The Standing Committee of APTA at its forty-second session reached a consensus officially welcoming Mongolia as the seventh member of the Agreement. Current members include Bangladesh, China, India, Lao PDR, Republic of Korea and Sri Lanka.
The APTA is the oldest preferential trade agreement (PTA) among developing countries of the Asia-Pacific region and the only operational regional trade agreement linking China and India – the two locomotive sources of economic growth in the region, with a combined consumer base of some 2.6 billion people and dynamic trading nation – and a major market, such as the Republic of Korea.
“The Asia-Pacific Trade Agreement brings inclusive and sustainable development through the powerful engine of trade,” said Dr. Noeleen Heyzer, United Nations Under-Secretary-General and Executive Secretary of the United Nations Economic and Social Commission for Asia and the Pacific (ESCAP). “I hope that the APTA as a regional trading arrangement will benefit Mongolia.”
Dr. Ravi Ratnayake, Director of ESCAP”s Trade and Investment Division, noted: “This marks Mongolia’s inaugural accession to a preferential trade agreement” and stressed that “Mongolia’s decision to be part of the APTA is particularly significant in that Mongolia is the only WTO member never to be party to any PTA to date.”
“Business opportunities arising from preferential trade and investment cooperation under APTA could generate higher incomes from exports and create employment in export-led industries for Mongolian people,” Dr. Ratnayake added.
Between 2001 and 2006, the APTA intra-regional trade share increased by almost 50 per cent. The Fourth Round of negotiation launched in October 2007, led to tariff concessions over 10,000 items, compared to 4,270 items under the Third Round. The current Round widens the coverage of preferences of total tariff lines for each Member State and deepens the tariff concessions by at least 20-25 per cent of the total intra-regional trade under the APTA.
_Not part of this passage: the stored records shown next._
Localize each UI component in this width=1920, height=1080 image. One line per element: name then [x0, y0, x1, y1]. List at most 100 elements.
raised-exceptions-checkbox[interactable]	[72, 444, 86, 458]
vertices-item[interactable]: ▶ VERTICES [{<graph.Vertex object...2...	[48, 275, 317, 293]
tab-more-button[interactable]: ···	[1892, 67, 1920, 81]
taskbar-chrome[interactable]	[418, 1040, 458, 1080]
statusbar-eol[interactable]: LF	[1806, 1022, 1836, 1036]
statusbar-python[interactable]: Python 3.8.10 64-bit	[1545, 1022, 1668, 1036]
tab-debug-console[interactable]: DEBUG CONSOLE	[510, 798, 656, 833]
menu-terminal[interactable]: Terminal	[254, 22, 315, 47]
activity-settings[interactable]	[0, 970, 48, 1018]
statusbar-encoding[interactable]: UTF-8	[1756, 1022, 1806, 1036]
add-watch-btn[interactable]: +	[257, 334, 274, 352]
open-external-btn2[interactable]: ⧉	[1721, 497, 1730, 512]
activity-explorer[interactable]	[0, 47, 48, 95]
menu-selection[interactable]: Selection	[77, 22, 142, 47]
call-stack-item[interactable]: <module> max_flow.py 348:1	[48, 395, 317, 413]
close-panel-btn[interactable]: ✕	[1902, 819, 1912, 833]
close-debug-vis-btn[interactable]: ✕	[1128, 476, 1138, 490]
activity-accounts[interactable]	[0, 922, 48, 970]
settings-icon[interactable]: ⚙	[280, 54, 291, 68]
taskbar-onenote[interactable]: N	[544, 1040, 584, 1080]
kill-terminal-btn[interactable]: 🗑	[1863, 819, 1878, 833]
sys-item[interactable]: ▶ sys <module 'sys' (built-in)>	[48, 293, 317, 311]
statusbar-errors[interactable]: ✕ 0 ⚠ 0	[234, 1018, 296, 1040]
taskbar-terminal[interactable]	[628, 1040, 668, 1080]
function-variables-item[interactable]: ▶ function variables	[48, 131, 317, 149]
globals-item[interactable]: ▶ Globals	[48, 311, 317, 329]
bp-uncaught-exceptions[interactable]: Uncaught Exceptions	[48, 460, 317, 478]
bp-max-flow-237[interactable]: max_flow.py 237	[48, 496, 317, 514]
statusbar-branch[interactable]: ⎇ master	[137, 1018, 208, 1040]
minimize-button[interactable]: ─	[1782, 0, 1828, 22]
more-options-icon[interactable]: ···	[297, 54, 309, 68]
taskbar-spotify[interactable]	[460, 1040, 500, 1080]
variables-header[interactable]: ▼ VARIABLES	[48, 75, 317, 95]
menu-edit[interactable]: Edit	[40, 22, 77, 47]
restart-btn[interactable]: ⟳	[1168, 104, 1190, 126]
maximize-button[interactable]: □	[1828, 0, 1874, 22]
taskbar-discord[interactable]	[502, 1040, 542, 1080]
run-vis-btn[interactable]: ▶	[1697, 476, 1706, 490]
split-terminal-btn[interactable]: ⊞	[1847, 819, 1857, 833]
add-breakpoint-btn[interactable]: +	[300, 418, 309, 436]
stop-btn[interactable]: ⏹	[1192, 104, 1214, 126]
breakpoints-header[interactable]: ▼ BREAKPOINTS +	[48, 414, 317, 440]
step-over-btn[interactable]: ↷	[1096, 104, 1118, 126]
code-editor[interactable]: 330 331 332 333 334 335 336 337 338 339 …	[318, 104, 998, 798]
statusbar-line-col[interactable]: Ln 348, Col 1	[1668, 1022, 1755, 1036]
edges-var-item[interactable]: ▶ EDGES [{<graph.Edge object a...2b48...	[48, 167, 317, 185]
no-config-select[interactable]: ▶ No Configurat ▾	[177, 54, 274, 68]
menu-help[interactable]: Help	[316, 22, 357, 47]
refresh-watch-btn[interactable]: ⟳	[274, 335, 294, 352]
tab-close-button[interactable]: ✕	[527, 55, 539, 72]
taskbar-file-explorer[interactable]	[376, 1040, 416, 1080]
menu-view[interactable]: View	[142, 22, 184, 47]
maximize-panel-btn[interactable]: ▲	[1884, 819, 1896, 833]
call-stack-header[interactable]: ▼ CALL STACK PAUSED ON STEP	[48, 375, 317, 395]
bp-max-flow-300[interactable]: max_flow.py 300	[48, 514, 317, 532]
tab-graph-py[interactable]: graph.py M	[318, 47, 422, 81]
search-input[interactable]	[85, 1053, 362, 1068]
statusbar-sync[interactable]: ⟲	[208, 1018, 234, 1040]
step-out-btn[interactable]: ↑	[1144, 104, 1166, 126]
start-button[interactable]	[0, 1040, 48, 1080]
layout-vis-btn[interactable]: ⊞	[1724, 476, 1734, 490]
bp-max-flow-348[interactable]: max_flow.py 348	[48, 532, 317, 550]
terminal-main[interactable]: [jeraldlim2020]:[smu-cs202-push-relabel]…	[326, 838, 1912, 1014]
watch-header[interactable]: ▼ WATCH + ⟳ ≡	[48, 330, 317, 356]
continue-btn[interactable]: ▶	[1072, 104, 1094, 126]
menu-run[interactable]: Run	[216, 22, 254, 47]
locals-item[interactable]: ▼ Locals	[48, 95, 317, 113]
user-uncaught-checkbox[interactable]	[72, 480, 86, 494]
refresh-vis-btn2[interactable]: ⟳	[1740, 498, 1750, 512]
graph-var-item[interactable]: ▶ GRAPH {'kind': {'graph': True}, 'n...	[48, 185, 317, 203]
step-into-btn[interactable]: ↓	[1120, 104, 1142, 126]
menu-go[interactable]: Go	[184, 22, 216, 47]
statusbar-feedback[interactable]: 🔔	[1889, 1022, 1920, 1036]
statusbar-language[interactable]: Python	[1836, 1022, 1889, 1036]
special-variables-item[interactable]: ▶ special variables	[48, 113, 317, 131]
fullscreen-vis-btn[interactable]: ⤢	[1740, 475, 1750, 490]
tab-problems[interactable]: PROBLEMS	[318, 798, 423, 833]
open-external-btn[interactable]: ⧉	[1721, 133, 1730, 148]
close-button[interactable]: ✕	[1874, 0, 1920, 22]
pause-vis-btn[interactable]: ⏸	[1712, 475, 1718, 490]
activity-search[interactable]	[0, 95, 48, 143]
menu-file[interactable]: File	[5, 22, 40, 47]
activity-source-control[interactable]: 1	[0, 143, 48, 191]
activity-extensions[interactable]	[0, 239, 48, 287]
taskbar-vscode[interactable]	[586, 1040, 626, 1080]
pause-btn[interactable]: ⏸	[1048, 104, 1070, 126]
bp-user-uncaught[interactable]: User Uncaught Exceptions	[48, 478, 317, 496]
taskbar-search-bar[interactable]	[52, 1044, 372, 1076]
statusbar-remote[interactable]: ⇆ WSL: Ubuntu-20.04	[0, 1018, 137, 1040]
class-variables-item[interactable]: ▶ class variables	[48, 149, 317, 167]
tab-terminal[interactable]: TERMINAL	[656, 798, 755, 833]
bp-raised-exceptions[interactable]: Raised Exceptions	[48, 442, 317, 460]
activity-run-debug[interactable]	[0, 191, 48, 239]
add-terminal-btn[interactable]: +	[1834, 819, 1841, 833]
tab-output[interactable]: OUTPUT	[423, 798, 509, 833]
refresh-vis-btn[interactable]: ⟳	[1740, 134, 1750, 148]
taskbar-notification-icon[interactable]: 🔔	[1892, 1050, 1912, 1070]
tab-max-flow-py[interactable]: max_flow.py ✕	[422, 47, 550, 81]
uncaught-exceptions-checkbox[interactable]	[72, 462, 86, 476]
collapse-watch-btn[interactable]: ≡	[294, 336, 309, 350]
Furthermore, aiming at comprehensively deepening trade cooperation and integration, the Fourth Round of negotiations extended into areas beyond the traditional tariff concessions, including non-tariff measures, trade facilitation, trade in services and investment for the first time in the history of the Agreement.
The APTA is a unique PTA whose membership is open to all developing Member States of ESCAP currently spanning East and South-East and South Asia, with potential to expand to other sub-regions of ESCAP, including Central Asia and the Pacific.